Boy did they come back.

So I went to see the doc again the week before last. She wasn’t in and I had to see a substitute. That was not a good experience. Really. I went to the hospital early (as in 9AM-ish) so I wouldn’t have to wait in a long queue at the Medicard clinic. It took about 3 minutes to get the slip and I proceeded to Dr E’s clinic where I was told that she wasn’t in that day and was in a convention. If I wanted, I could see the substitute or I can wait until the following Monday to see Dr. E. The sub was to come in at 11am til 3pm. Since I was already 4 days into my period that day, I knew that I could not wait until Monday in case the doctor advises me to take the third cycle of pills. I would have to wait for the next month to start on the next cycle. I didn’t want to delay it any further so I decided to see the sub.

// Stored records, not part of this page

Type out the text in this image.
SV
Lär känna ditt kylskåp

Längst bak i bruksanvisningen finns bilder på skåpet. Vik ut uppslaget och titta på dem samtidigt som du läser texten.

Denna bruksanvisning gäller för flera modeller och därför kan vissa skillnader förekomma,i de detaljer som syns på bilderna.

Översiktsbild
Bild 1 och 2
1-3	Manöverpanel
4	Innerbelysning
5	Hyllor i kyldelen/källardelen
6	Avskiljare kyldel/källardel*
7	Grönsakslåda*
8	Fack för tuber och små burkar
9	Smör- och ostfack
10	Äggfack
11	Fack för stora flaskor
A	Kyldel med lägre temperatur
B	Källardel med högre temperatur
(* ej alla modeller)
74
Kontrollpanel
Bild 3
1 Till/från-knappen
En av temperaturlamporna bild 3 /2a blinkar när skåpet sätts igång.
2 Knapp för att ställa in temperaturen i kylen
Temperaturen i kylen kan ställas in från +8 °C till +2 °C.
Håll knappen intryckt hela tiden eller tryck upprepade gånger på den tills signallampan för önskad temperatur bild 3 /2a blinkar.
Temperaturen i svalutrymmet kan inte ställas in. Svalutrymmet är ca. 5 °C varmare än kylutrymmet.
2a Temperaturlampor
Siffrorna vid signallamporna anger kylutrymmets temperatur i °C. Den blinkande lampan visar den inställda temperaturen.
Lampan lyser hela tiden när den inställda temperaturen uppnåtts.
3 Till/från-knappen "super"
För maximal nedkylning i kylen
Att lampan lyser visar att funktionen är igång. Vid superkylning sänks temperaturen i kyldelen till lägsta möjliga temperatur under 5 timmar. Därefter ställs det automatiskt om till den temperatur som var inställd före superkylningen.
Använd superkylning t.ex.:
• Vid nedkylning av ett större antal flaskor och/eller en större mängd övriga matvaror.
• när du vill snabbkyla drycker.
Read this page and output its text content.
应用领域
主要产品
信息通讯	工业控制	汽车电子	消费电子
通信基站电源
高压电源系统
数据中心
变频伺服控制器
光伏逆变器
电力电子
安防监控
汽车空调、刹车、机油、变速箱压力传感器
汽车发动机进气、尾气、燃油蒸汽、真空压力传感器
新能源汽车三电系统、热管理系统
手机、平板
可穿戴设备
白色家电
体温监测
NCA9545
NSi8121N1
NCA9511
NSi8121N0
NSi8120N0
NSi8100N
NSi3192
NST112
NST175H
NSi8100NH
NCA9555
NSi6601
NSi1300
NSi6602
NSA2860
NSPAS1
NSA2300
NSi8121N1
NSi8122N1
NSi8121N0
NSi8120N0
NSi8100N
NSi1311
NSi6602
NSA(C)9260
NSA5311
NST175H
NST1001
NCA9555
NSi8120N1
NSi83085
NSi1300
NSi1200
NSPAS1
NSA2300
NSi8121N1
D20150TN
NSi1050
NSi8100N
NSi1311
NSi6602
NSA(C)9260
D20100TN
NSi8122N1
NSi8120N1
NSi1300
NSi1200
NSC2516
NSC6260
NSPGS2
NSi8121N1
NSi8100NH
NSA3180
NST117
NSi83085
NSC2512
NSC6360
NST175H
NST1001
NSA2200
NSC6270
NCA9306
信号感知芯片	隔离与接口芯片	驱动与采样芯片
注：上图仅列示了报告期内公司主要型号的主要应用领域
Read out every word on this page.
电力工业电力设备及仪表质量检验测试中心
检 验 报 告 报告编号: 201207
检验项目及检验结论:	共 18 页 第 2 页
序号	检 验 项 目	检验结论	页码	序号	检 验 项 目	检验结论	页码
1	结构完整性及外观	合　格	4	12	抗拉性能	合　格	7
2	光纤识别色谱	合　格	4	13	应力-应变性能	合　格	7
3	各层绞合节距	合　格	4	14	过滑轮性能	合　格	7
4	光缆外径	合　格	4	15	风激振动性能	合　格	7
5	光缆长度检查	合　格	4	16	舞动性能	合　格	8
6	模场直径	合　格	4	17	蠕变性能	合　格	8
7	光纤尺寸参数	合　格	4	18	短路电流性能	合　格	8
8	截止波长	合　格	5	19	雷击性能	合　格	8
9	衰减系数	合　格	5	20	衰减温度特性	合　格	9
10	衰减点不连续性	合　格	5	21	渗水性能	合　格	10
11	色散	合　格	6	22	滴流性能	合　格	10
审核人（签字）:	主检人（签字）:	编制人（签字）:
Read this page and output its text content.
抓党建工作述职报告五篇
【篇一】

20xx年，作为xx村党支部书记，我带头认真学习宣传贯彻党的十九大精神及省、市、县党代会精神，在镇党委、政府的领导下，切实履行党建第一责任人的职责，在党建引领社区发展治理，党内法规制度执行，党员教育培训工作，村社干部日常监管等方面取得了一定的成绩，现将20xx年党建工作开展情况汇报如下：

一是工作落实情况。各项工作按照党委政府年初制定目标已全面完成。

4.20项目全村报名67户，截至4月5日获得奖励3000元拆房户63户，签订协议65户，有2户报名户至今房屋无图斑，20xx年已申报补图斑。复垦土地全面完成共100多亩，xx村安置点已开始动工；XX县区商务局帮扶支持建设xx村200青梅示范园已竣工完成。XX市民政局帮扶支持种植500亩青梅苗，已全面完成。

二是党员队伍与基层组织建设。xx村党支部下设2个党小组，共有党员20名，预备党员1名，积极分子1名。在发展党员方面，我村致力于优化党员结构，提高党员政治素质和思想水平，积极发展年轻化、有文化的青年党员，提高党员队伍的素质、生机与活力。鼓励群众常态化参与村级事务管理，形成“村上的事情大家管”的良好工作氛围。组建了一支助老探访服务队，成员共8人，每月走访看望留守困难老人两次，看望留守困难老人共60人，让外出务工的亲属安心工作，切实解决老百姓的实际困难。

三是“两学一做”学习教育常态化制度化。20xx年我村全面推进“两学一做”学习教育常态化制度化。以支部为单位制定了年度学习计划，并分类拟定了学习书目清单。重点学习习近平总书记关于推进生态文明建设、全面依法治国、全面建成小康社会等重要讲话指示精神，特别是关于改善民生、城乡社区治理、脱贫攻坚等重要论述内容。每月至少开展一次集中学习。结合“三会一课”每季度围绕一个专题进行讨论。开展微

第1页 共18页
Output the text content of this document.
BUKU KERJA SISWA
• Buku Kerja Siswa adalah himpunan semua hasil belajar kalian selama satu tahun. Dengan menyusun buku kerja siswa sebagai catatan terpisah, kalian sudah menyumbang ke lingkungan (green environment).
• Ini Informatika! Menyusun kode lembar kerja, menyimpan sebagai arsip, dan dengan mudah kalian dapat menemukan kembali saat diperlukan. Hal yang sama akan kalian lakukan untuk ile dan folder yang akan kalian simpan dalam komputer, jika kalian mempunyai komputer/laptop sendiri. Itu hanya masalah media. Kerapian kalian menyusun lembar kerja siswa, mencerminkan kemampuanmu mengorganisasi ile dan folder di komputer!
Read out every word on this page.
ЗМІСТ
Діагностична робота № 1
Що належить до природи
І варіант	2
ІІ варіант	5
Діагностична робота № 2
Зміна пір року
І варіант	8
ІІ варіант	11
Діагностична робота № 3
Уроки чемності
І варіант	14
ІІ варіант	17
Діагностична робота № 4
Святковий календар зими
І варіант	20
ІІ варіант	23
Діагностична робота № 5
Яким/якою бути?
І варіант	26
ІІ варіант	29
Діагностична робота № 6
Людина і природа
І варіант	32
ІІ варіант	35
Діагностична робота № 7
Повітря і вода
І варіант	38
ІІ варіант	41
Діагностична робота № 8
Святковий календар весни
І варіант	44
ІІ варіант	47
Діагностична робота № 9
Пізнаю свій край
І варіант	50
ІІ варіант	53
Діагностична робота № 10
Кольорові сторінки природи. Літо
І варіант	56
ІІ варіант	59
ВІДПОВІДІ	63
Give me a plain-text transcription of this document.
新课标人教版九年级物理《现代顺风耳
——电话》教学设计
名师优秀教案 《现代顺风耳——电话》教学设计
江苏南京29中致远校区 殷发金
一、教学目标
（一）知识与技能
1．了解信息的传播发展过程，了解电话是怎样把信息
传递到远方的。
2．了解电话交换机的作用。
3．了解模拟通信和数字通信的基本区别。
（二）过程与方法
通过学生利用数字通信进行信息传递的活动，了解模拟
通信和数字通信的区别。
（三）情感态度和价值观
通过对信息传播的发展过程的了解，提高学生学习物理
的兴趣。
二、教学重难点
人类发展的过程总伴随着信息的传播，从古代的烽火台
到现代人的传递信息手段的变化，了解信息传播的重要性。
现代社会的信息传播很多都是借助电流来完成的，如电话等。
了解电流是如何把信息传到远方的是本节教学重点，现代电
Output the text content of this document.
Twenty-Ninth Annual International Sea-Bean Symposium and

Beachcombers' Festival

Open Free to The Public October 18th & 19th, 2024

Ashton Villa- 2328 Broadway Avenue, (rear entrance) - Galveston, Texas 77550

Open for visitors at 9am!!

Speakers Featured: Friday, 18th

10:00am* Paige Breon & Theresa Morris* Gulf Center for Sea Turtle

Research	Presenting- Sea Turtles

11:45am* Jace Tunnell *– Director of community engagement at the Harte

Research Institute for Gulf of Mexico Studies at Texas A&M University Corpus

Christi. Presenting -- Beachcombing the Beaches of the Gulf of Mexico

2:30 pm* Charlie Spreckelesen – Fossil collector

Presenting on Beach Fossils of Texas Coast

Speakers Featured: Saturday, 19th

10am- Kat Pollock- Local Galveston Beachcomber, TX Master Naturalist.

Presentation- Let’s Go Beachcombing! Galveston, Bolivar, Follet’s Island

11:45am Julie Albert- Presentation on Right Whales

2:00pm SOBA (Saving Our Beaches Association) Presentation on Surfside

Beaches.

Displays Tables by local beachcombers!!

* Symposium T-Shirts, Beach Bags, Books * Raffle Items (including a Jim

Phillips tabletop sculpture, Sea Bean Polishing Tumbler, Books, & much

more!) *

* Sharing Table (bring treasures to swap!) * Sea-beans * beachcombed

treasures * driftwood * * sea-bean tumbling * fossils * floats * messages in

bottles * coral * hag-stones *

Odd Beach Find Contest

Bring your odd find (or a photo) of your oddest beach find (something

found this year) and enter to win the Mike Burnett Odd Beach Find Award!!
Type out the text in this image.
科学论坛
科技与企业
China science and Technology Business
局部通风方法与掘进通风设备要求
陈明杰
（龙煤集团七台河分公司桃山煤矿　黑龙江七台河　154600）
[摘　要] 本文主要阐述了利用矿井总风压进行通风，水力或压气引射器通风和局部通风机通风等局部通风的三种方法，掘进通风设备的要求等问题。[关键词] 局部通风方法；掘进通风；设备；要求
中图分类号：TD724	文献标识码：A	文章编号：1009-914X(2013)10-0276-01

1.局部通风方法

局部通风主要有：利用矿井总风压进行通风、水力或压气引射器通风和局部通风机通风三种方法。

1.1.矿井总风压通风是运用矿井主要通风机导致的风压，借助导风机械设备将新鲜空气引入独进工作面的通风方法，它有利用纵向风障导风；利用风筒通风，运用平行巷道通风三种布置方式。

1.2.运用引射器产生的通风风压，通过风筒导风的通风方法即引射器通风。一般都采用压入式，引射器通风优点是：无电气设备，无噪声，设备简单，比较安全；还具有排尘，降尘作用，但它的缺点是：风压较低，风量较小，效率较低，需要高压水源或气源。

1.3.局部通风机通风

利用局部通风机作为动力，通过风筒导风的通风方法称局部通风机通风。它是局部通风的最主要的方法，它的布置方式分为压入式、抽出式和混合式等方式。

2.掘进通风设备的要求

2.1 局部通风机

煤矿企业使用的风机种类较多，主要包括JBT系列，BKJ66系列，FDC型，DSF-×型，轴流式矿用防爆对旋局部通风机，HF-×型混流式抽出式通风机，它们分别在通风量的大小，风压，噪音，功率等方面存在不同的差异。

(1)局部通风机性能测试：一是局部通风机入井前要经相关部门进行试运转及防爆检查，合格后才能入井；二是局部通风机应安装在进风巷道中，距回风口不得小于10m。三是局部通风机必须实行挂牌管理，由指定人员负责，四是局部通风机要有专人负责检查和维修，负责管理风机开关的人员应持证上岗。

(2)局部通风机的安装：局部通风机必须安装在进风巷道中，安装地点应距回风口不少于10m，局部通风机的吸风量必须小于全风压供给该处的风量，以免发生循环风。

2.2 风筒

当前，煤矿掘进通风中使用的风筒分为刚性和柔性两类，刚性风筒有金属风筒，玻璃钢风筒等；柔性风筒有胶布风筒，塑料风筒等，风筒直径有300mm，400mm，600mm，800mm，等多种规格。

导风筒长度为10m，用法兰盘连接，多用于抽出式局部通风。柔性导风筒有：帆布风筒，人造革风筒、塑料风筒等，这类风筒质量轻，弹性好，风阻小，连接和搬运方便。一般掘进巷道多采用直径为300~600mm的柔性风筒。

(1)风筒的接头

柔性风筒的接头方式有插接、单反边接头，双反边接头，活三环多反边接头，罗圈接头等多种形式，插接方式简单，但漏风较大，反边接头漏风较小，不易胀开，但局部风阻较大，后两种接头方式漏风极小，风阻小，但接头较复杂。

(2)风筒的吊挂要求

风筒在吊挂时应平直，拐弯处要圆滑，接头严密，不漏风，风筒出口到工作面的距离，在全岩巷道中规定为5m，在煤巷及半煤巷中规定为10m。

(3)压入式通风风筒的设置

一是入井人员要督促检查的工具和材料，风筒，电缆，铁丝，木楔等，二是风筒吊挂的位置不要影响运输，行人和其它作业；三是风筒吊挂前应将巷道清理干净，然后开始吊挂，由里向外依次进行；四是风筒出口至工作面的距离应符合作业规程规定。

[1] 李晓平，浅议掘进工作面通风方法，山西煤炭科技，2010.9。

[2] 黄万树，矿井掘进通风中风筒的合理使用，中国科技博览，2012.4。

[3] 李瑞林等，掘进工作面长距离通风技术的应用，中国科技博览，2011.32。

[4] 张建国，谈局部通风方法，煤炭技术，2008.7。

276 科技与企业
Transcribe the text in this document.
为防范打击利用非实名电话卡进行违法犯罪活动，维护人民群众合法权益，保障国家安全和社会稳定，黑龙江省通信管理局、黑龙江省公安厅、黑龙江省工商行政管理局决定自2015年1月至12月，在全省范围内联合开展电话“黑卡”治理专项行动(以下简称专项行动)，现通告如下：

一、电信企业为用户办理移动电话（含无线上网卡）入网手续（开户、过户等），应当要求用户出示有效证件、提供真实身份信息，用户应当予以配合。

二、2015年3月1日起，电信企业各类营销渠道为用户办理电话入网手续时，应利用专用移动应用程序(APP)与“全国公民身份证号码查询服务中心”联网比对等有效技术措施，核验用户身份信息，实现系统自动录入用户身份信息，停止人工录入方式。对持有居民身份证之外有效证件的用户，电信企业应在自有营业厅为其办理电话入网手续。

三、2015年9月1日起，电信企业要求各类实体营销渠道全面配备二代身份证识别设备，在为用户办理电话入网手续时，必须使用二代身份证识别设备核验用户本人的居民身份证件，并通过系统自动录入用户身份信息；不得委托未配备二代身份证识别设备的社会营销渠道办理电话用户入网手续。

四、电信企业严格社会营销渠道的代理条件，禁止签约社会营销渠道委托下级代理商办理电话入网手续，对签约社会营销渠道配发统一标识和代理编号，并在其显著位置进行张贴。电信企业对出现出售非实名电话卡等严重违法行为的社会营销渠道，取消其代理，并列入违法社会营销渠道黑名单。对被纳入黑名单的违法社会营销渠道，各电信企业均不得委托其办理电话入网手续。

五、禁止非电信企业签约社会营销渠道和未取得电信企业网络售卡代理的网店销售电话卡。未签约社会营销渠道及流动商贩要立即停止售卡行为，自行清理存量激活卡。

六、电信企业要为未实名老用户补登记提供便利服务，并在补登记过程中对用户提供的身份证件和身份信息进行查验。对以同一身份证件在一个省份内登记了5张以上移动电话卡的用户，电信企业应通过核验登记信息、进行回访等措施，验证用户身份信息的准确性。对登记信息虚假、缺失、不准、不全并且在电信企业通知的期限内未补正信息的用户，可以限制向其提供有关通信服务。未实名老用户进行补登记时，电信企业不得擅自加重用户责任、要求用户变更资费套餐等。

Instead of waiting at the clinic, I went to see my nephew attending a Vacation Bible School class in our church right next to the hospital. Promptly at 11, I was back at the clinic but the sub wasn’t there. It took several calls to her clinic, and a full hour, for her to come in. By then, there were three patients waiting and I was very sleepy. I had shift the night before and came straight from work. I was drowsing off at the waiting area!

She sauntered in. Listened to me a bit. Prescribed Metformin for three months. Said to come back for a TVS order after the medication. Wrote up a medical certificate for me (for work). All done in less than five minutes. I didn’t even get her name!

I was happy she took me off the pill (though Alfred ain’t too happy about it, hehe). But I felt that the whole consultation was rushed. Seriously. I don’t doubt that she’s a nice, competent doctor and all, but I waited hours to see her. KWIM?

I felt that way too when I first went to see Dr E – rushed. I thought, maybe it’s because I don’t pay her (the HMO does)? Or maybe it’s because she has too see more patients? But on my second visit, my perception of her changed. She did remember my case and seemed to have been paying attention after all.

Have you had similar experiences with doctors? My OB five years ago was very very nice, even the subs I had to see when she was out. I hadn’t had to see any other doctor on a regular basis aside from my pediatrician Dr. Lopez of St. Luke’s. He and his assistant are very nice people. All the doctors I’ve had to see at the ER are ok too. Eye doctors, Medicard clinic doctors, all ok. I guess I’m just not used to that.

Anyway, I had no intention to rant.

I didn’t purchase Metformin until last week. I am familiar with it because my second OB (the nice one from 5 years ago) prescribed that for me along with pills (which I didn’t have a negative reaction to). I only regularly took it in the prescribed dose yesterday. Bad me.

My mom saw the bag of Metformin yesterday and looked it up on the Internet. Reading what was here gave her a scare, I think. I assured her last night that I took Metformin for three months years ago with no side effects so I should be okay this time around too. I went through the info on the site though and it’s better to just be aware of those, just in case.